As Pelagia, Cruz is the embodiment of the fiery free spirit Hollywood demands of Mediterraneans. And she wears it well, balancing sexiness with sweet girlishness. One moment she’s staring, wide-eyed and innocent, at the captain from across a dance floor; the next she’s inspiring jealousy by performing a sweaty tango with one of his men. With her precise body language, Cruz expertly transforms Pelagia from love-struck girl to lovelorn woman. Young Pelagia strides boldly with arms swinging, filling the space around her. Her older self is more withdrawn, her steps more elegant, her arms usually folded.

On the other hand, Cage as Corelli is frustratingly inconsistent. At times, his natural cockiness is perfect for the playful, confidently charismatic captain. At others, his strained Italian accent and chronically over-active eyebrows turn his attempts at humility into sarcasm. The more in love he’s meant to be, the less sincere he seems.

In De Bernières’ version of the love story, Pelagia and Corelli exchange harmless barbs, which track their romance by growing more and more flirtatious. And most importantly — considering the circumstances — they make each other laugh. In director John Madden’s version, though, Pelagia is unrelentingly angry, not once cracking a smile at Corelli’s jokes. It’s difficult to believe that a woman normally so joyous would choose this man over her fiancé, Mandras. Played by Christian Bale (American Psycho), Mandras is endearing, if a little immature. He’s passionately devoted to Pelagia (while Corelli goes skinny-dipping with prostitutes) and more honorable than most. After discovering that his intended has given her heart to Corelli, Mandras still treats the captain with respect — and, in the end, heroic generosity.

In fact, it seems that not even war can bring out the worst in people. On the page, the trauma of having their lives torn apart makes some people crazed with anger, others numb with despair. It turns men into rapists (Mandras among them) and women into victims, giving humanity to the characters by revealing their dark sides. On screen, the only villains are the Nazis who charge in, destroy homes, kill villagers and quickly disappear. Blaming the Germans for all the tragedy appears to excuse everyone else from the imperfections of human nature.

The exception, and by far the most complex character in the film, is German captain Günter Weber (played by Morrissey), who befriends the men in Corelli’s regiment and later has to order their execution. A good-natured man obliged to murder those he cares for, Weber goes through cycles of confusion, denial and torment. His ordeal is hard to watch but it stamps him as a real person.

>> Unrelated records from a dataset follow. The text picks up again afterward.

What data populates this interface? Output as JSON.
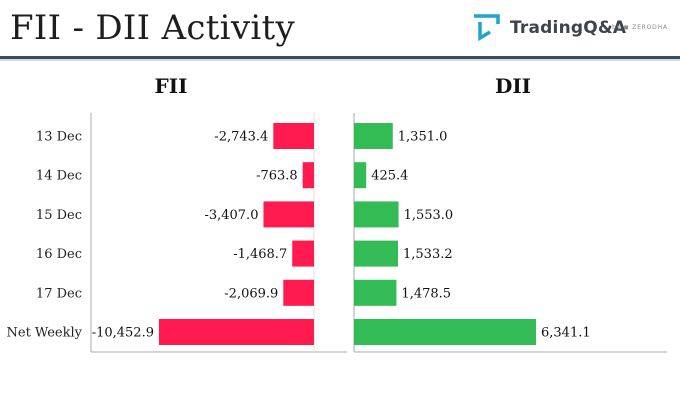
{
  "page": {
    "title": "FII - DII Activity"
  },
  "brand": {
    "name": "TradingQ&A",
    "sub": "by ◼ ZERODHA",
    "logo_icon": "tradingqa-logo-icon",
    "logo_color": "#1fa3cf"
  },
  "colors": {
    "header_rule": "#3e4a5c",
    "fii_bar": "#ff1a4f",
    "dii_bar": "#33bb55",
    "axis": "#aaaaaa"
  },
  "chart_data": [
    {
      "type": "bar",
      "orientation": "horizontal",
      "title": "FII",
      "categories": [
        "13 Dec",
        "14 Dec",
        "15 Dec",
        "16 Dec",
        "17 Dec",
        "Net Weekly"
      ],
      "values": [
        -2743.4,
        -763.8,
        -3407.0,
        -1468.7,
        -2069.9,
        -10452.9
      ],
      "value_labels": [
        "-2,743.4",
        "-763.8",
        "-3,407.0",
        "-1,468.7",
        "-2,069.9",
        "-10,452.9"
      ],
      "xlim": [
        -10452.9,
        0
      ],
      "color": "#ff1a4f",
      "grid": false
    },
    {
      "type": "bar",
      "orientation": "horizontal",
      "title": "DII",
      "categories": [
        "13 Dec",
        "14 Dec",
        "15 Dec",
        "16 Dec",
        "17 Dec",
        "Net Weekly"
      ],
      "values": [
        1351.0,
        425.4,
        1553.0,
        1533.2,
        1478.5,
        6341.1
      ],
      "value_labels": [
        "1,351.0",
        "425.4",
        "1,553.0",
        "1,533.2",
        "1,478.5",
        "6,341.1"
      ],
      "xlim": [
        0,
        6341.1
      ],
      "color": "#33bb55",
      "grid": false
    }
  ]
}
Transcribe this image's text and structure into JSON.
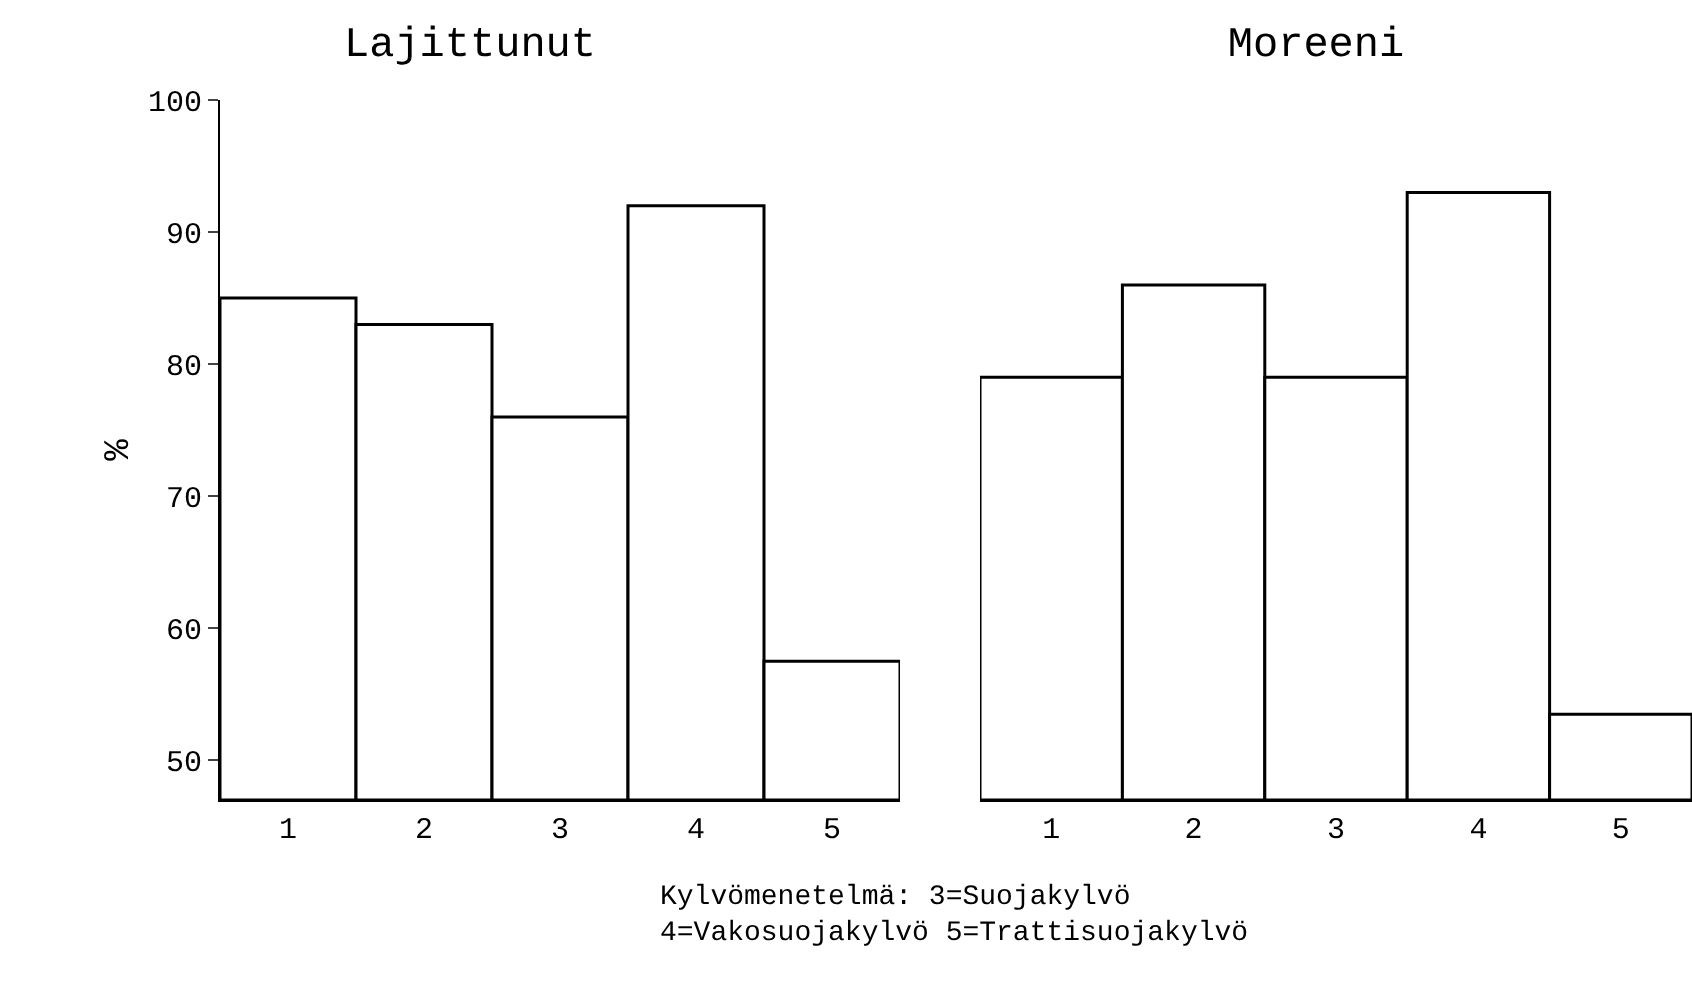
{
  "chart_data": [
    {
      "type": "bar",
      "title": "Lajittunut",
      "ylabel": "%",
      "categories": [
        "1",
        "2",
        "3",
        "4",
        "5"
      ],
      "values": [
        85,
        83,
        76,
        92,
        57.5
      ],
      "color": "#ffffff",
      "ylim": [
        47,
        100
      ],
      "yticks": [
        50,
        60,
        70,
        80,
        90,
        100
      ],
      "grid": false,
      "legend": false,
      "annotations": [
        "Kylvömenetelmä: 3=Suojakylvö",
        "4=Vakosuojakylvö 5=Trattisuojakylvö"
      ]
    },
    {
      "type": "bar",
      "title": "Moreeni",
      "categories": [
        "1",
        "2",
        "3",
        "4",
        "5"
      ],
      "values": [
        79,
        86,
        79,
        93,
        53.5
      ],
      "color": "#ffffff",
      "ylim": [
        47,
        100
      ],
      "yticks": [
        50,
        60,
        70,
        80,
        90,
        100
      ],
      "grid": false,
      "legend": false,
      "tick_labels": "x"
    }
  ]
}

By denying that kind of conflict to any of the other characters, Madden — who directed the Oscar-laden Shakespeare in Love — and screenwriter Shawn Slovo succeed only in sanitizing them: everyone is as quirky, jolly and resilient as everyone else. Instead of exploring how good and evil can coexist within a person — and how the horrors of war can upset the balance between the two — the film is lazily split into the Good and the Bad. With characters so one-dimensional, it’s impossible to care about either their happiness or their sorrow. Despite a fine cast and an accomplished director, Captain Corelli’s Mandolin just doesn’t hit the right notes.